Vision loss - Gradual Flashcards
In general how does gradual types of vision loss generally occur ?
- Usually bilaterally
- Early with reduced visual acuity
- Late with reduced fields
What is the acronym for remembering the causes of gradual vision loss ?
- Cataract
- Age related macular degeneration (dry type)
- Refractive error
- Diabetic retinopathy (covered in other lecture)
- Inherited diseases e.g. retinitis pigmentosa
- Glaucoma
- Access (to eye clinic) Non-urgent
CARDIGAN
Describe the typical presentation of cataracts
- Blurred or cloudy vision
- Cloudiness of the lens
- Absent red reflexes
What are some of the causes of cataracts ?
- Age related
- Congenital – intrauterine infection e.g.
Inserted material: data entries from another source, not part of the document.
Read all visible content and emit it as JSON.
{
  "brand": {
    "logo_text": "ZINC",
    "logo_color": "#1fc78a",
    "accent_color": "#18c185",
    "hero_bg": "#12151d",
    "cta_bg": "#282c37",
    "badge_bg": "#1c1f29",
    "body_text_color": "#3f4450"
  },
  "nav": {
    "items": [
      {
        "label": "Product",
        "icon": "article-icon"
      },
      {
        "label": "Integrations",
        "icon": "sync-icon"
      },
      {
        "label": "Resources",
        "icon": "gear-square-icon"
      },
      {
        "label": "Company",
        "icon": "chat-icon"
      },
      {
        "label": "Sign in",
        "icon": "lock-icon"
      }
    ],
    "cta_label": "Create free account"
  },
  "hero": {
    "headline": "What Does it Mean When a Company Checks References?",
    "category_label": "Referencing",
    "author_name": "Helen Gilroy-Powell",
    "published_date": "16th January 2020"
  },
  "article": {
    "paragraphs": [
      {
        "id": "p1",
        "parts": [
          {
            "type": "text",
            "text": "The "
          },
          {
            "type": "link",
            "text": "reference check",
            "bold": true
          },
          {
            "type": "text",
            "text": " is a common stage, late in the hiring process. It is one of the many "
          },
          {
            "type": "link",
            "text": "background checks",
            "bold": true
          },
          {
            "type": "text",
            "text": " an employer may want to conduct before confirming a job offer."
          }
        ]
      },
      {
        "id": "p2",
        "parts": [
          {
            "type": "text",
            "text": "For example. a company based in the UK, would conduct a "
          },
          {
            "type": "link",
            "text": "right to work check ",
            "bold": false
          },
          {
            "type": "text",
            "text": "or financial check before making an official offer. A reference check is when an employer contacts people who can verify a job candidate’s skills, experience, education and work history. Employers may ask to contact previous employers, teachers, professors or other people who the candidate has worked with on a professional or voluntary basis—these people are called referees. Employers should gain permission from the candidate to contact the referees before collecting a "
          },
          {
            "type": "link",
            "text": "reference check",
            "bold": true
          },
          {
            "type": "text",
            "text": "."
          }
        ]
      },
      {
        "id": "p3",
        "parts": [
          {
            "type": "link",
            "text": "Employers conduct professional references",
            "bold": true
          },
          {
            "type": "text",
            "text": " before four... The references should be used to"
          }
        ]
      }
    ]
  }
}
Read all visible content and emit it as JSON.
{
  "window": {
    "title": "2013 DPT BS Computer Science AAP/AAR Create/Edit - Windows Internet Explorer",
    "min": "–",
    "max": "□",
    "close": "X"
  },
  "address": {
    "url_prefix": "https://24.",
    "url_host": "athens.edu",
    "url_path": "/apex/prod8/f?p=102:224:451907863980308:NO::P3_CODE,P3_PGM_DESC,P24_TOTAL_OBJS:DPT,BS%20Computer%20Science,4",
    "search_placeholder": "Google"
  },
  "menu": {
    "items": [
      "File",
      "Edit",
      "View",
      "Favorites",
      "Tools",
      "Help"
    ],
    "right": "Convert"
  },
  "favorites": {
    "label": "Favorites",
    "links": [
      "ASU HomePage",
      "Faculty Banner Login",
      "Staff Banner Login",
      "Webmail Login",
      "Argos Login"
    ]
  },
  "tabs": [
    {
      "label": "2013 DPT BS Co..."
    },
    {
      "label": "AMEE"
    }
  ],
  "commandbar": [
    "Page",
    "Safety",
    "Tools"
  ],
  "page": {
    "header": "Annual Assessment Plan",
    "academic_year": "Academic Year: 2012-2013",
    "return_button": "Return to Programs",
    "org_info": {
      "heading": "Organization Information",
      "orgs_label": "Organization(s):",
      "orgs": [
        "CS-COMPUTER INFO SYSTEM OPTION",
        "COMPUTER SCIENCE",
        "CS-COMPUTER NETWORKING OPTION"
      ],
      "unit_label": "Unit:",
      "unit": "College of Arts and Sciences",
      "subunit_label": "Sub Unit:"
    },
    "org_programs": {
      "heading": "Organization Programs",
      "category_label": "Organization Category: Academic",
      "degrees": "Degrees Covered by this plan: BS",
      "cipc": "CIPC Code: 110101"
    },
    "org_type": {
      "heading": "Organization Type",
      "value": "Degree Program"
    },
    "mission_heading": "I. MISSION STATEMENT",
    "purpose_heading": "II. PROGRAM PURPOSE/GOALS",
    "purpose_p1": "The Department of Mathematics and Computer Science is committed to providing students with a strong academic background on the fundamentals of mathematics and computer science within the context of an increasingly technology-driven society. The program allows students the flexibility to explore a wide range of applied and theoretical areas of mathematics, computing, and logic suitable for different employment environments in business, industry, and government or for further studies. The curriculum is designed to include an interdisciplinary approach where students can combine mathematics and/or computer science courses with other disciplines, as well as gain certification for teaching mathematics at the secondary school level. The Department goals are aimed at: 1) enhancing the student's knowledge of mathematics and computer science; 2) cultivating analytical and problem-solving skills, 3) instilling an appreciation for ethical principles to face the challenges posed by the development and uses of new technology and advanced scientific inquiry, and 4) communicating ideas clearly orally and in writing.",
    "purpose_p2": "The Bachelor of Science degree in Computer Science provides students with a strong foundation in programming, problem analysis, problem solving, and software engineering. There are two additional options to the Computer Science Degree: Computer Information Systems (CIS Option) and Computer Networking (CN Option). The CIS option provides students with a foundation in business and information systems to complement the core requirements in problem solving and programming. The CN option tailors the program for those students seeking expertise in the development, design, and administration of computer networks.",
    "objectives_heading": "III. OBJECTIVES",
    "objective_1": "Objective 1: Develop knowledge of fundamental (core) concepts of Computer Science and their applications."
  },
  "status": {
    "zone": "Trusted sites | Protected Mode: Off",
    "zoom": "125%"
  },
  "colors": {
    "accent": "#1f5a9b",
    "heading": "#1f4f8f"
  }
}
Rubella, CMV, Toxoplasmosis (importance of checking red reflex in neonates)
- Traumatic
- Metabolic – diabetes
- Drug-induced (steroids)
What is the treatment of cataracts ?
- If symptomatic - then surgery (Phaco-emulsification with intra-ocular lens)
What is dry ARMD & what is it characterised by?
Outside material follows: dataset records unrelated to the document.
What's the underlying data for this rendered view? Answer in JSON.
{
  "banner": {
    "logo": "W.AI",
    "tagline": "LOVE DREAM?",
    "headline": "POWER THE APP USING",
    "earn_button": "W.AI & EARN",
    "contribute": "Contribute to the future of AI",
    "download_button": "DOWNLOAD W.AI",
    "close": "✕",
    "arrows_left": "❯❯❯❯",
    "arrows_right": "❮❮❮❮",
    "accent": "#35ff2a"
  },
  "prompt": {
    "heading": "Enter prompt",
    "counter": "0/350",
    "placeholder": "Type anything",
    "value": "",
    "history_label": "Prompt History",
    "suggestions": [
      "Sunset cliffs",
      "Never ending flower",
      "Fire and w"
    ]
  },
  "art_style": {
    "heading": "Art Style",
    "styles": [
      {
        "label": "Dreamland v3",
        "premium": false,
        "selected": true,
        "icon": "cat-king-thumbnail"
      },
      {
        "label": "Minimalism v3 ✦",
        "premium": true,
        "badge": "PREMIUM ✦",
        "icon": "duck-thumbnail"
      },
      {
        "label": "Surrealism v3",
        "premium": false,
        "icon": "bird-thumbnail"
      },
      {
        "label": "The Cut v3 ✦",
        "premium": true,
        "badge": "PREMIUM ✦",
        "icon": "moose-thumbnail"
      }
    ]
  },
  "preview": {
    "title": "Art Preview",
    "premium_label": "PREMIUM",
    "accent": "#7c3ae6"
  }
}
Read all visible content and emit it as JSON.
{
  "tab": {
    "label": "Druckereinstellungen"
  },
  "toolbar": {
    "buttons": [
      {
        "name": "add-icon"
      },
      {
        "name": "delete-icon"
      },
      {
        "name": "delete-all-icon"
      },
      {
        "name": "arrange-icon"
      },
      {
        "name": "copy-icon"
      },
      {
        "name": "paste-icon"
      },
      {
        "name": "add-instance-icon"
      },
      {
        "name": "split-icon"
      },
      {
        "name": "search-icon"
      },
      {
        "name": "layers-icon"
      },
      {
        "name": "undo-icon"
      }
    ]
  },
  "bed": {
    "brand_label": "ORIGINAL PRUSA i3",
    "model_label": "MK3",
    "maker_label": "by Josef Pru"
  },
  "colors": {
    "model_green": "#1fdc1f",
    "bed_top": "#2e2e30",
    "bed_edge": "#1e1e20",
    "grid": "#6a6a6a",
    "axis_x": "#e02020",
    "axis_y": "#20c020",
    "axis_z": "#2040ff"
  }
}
- Essentially ‘wear and tear’ of the retinal pigment epithelium (RPE)
- Characterised by deposition of drusen (hard or soft) and RPE hypo/hyperpigmentation
- Results in slow, progressive drop in central VA
What are the common signs/symptoms of Dry ARMD?
Symptoms:
- Gradual decline in vision
- Central vision missing
Signs:
- Drusen (the yellow patches)
- Atropic patches of retina
- Sometimes haemorrhage at macula

What is the treatment of Dry ARMD?
No cure so supportive with vision aids e.g. magnifiers
Define what is meant by refractive error ?
This is disorders to do with the size and shape of the eye preventing the eye from being able to focus clearly
What are the 4 main types of refractive error ?
- Myopia
- Hypermetropia
- Astigmatism
- Presbyopia
Define myopia
- This is short-sightedness
- The light focuses in front of the retina
Define hypermetropia
- This is long sightedness
- The light is focuses behind the retina
Define astigmatism
- This is where images are distorted longitudinally or vertically.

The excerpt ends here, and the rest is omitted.